Argentina's new president Javier Milei took office on Sunday, December 10, in Buenos Aires to crowds of cheers. The ultraliberal's arrival announced months of sacrifice and suffering following his landslide election on November 19, with 55.65 % of the vote, against Sergio Massa, the candidate of the outgoing government of Alberto Fernandez (center-left, 2019-2023).
The inauguration was American in style. After taking the oath of office in Congress, the new president did not address parliamentarians, as tradition dictates, but his supporters. "There's no money," said the 53-year-old economist, turning his back on Congress. He said his government had received "the worst legacy in history," seemingly forgetting the economic and social crisis of 2001 and the 1976-1983 military dictatorship. Faced with 143% year-on-year inflation, a trade balance in deficit and 40% poverty, "there is no alternative to a shock adjustment" of austerity, he explained to a crowd whose joy was unshaken by his description of the bleak months ahead: falling economic activity, employment, and wages, against rising poverty and even inflation.

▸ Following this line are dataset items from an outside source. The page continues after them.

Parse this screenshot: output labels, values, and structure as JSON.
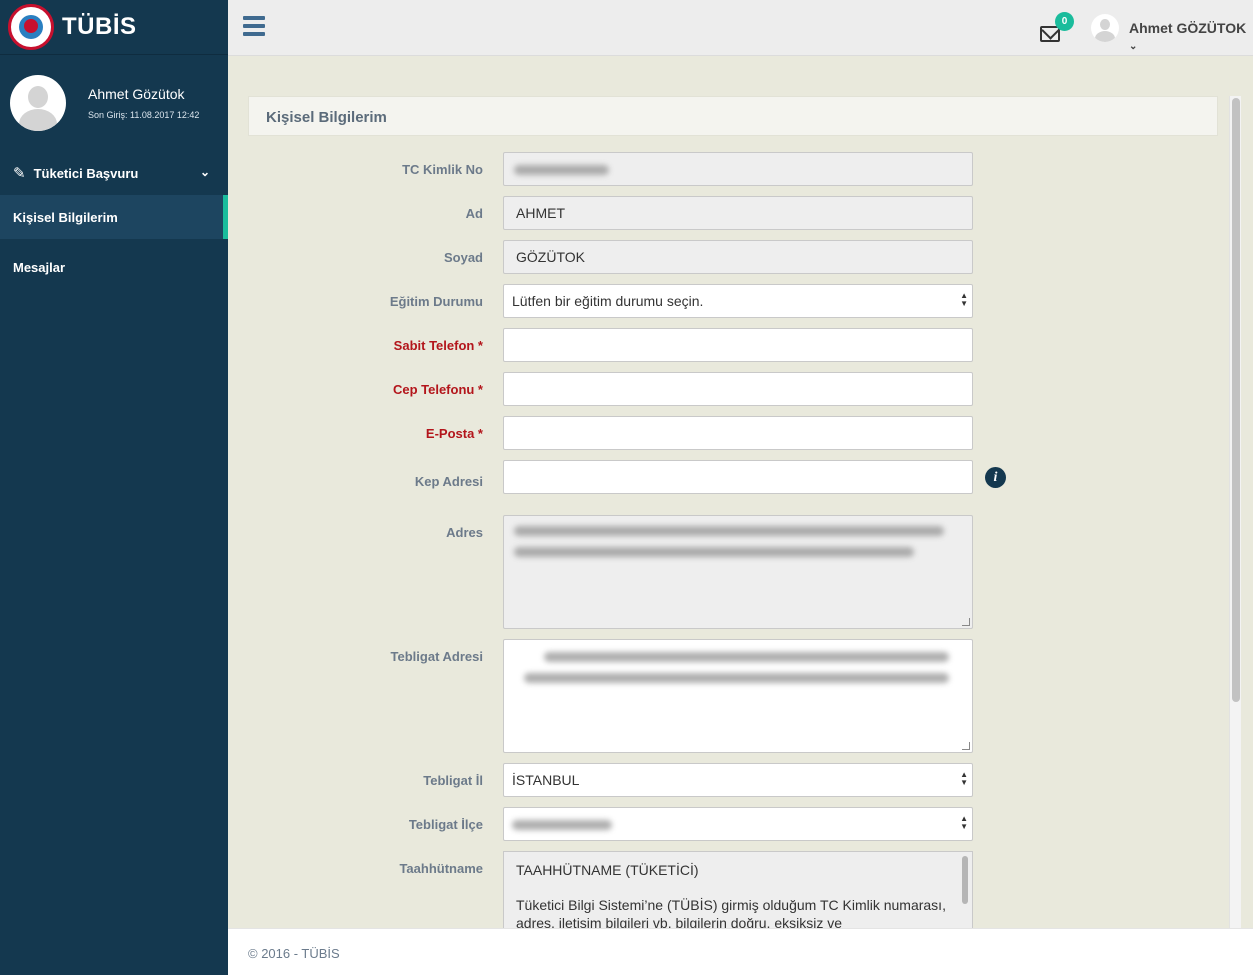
{
  "brand": {
    "name": "TÜBİS"
  },
  "profile": {
    "name": "Ahmet Gözütok",
    "last_login": "Son Giriş: 11.08.2017 12:42"
  },
  "sidebar": {
    "items": [
      {
        "label": "Tüketici Başvuru",
        "icon": "edit-icon",
        "expandable": true
      },
      {
        "label": "Kişisel Bilgilerim",
        "active": true
      },
      {
        "label": "Mesajlar"
      }
    ]
  },
  "topbar": {
    "mail_count": "0",
    "user_name": "Ahmet GÖZÜTOK"
  },
  "panel": {
    "title": "Kişisel Bilgilerim"
  },
  "form": {
    "tc_label": "TC Kimlik No",
    "tc_value_hidden": true,
    "ad_label": "Ad",
    "ad_value": "AHMET",
    "soyad_label": "Soyad",
    "soyad_value": "GÖZÜTOK",
    "egitim_label": "Eğitim Durumu",
    "egitim_value": "Lütfen bir eğitim durumu seçin.",
    "sabit_label": "Sabit Telefon *",
    "cep_label": "Cep Telefonu *",
    "eposta_label": "E-Posta *",
    "kep_label": "Kep Adresi",
    "adres_label": "Adres",
    "tebligat_adres_label": "Tebligat Adresi",
    "tebligat_il_label": "Tebligat İl",
    "tebligat_il_value": "İSTANBUL",
    "tebligat_ilce_label": "Tebligat İlçe",
    "taahhutname_label": "Taahhütname",
    "taahhutname_title": "TAAHHÜTNAME (TÜKETİCİ)",
    "taahhutname_text": "Tüketici Bilgi Sistemi’ne (TÜBİS) girmiş olduğum TC Kimlik numarası, adres, iletişim bilgileri vb. bilgilerin doğru, eksiksiz ve"
  },
  "footer": {
    "text": "© 2016 - TÜBİS"
  },
  "colors": {
    "sidebar": "#14384f",
    "accent": "#1abc9c",
    "required": "#b3151b"
  }
}
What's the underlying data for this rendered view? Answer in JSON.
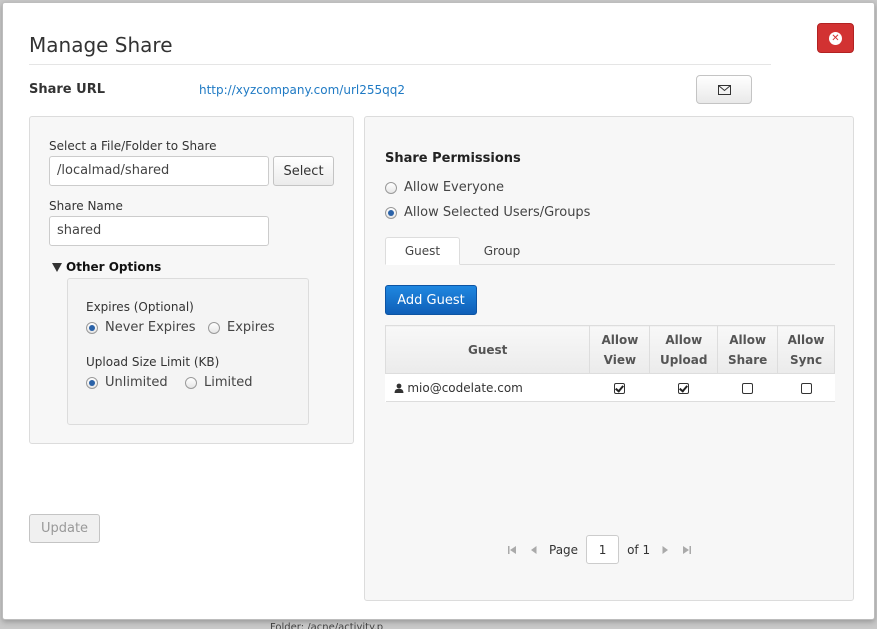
{
  "background": {
    "behind_text": "Folder: /acne/activity.p"
  },
  "dialog": {
    "title": "Manage Share",
    "share_url_label": "Share URL",
    "share_url": "http://xyzcompany.com/url255qq2",
    "icons": {
      "close": "close-circle-icon",
      "mail": "envelope-icon"
    }
  },
  "left": {
    "file_label": "Select a File/Folder to Share",
    "file_value": "/localmad/shared",
    "select_label": "Select",
    "share_name_label": "Share Name",
    "share_name_value": "shared",
    "other_options_label": "Other Options",
    "expires_label": "Expires (Optional)",
    "expires_options": [
      "Never Expires",
      "Expires"
    ],
    "upload_limit_label": "Upload Size Limit (KB)",
    "upload_options": [
      "Unlimited",
      "Limited"
    ],
    "update_label": "Update"
  },
  "right": {
    "permissions_label": "Share Permissions",
    "allow_options": [
      "Allow Everyone",
      "Allow Selected Users/Groups"
    ],
    "tabs": [
      "Guest",
      "Group"
    ],
    "add_guest_label": "Add Guest",
    "table": {
      "headers": [
        "Guest",
        "Allow View",
        "Allow Upload",
        "Allow Share",
        "Allow Sync"
      ],
      "rows": [
        {
          "user": "mio@codelate.com",
          "allow_view": true,
          "allow_upload": true,
          "allow_share": false,
          "allow_sync": false
        }
      ]
    },
    "pager": {
      "page_label": "Page",
      "page_value": "1",
      "of_label": "of 1"
    }
  },
  "colors": {
    "primary": "#1576d2",
    "danger": "#d23232",
    "link": "#1f7ac4"
  }
}
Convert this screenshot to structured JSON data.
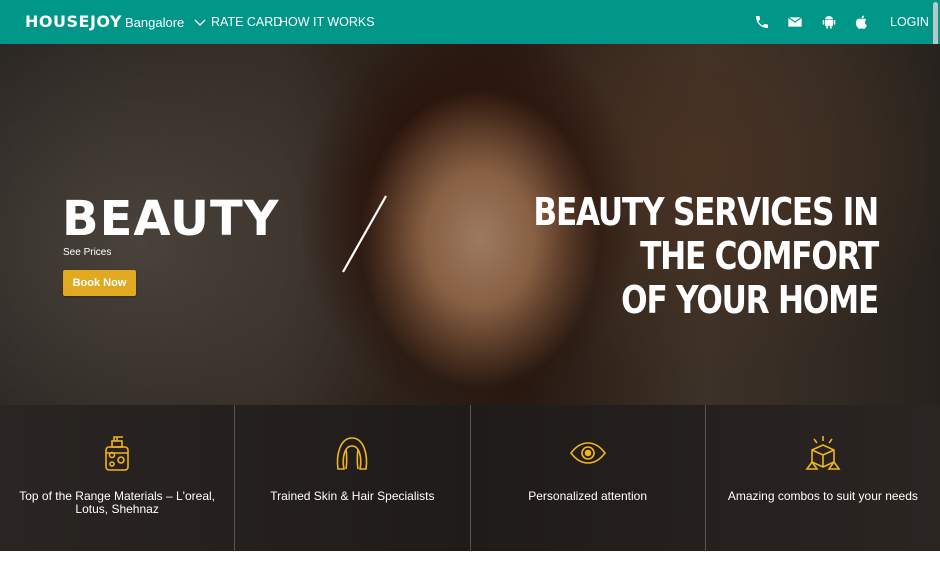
{
  "nav": {
    "logo": "HOUSEJOY",
    "city": "Bangalore",
    "links": [
      "RATE CARD",
      "HOW IT WORKS"
    ],
    "icons": [
      "phone-icon",
      "mail-icon",
      "android-icon",
      "apple-icon"
    ],
    "login": "LOGIN",
    "color": "#009688"
  },
  "hero": {
    "title": "BEAUTY",
    "see_prices": "See Prices",
    "book_now": "Book Now",
    "tagline_line1": "BEAUTY SERVICES IN THE COMFORT",
    "tagline_line2": "OF YOUR HOME",
    "button_color": "#e0a91f"
  },
  "features": [
    {
      "icon": "beauty-products-icon",
      "text": "Top of the Range Materials – L'oreal, Lotus, Shehnaz"
    },
    {
      "icon": "hair-icon",
      "text": "Trained Skin & Hair Specialists"
    },
    {
      "icon": "eye-icon",
      "text": "Personalized attention"
    },
    {
      "icon": "combo-box-icon",
      "text": "Amazing combos to suit your needs"
    }
  ],
  "accent_color": "#f0b41e"
}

Milei then drove in a convertible to the Casa Rosada, the presidential palace, where he received the foreign dignitaries who had come to attend his inauguration, including Ukrainian President Volodymyr Zelensky, Chilean President Gabriel Boric, the Spanish King Felipe, along with representatives of the global far-right: Hungary's Viktor Orban, the former Brazilian head of state Jair Bolsonaro and the leader of the Spanish Vox party Santiago Abascal. Stepping out onto the balcony of the Casa Rosada to greet the crowd, Milei exclaimed, "It's the end of the populist night and the rebirth of a prosperous and liberal Argentina," before concluding with a series of "Viva la libertad carajo!" ("Long live freedom, damn it!"), his unfailing slogan.
His sister Karina Milei, 50, "the chief" as the president calls her, took pride of place throughout the inauguration, waving to the crowds on her way from Congress to the presidential palace. She will take up the post of Secretary General of the Presidency, as close as possible to her brother. On Sunday, Milei enthroned her, his voice filled with emotion. He had to repeal a decree issued by former president Mauricio Macri (2015-2019) to do so since it prohibited the appointment of direct relatives of members of the executive.
Milei signed another decree just a few hours after his appointment reducing the number of ministries from 18 to nine. This decision is part of his drive to slash public spending. The Health Ministry, which Milei had said he was going to downgrade into his new Human Capital Ministry, eventually appointed a new health minister, keeping the ministry.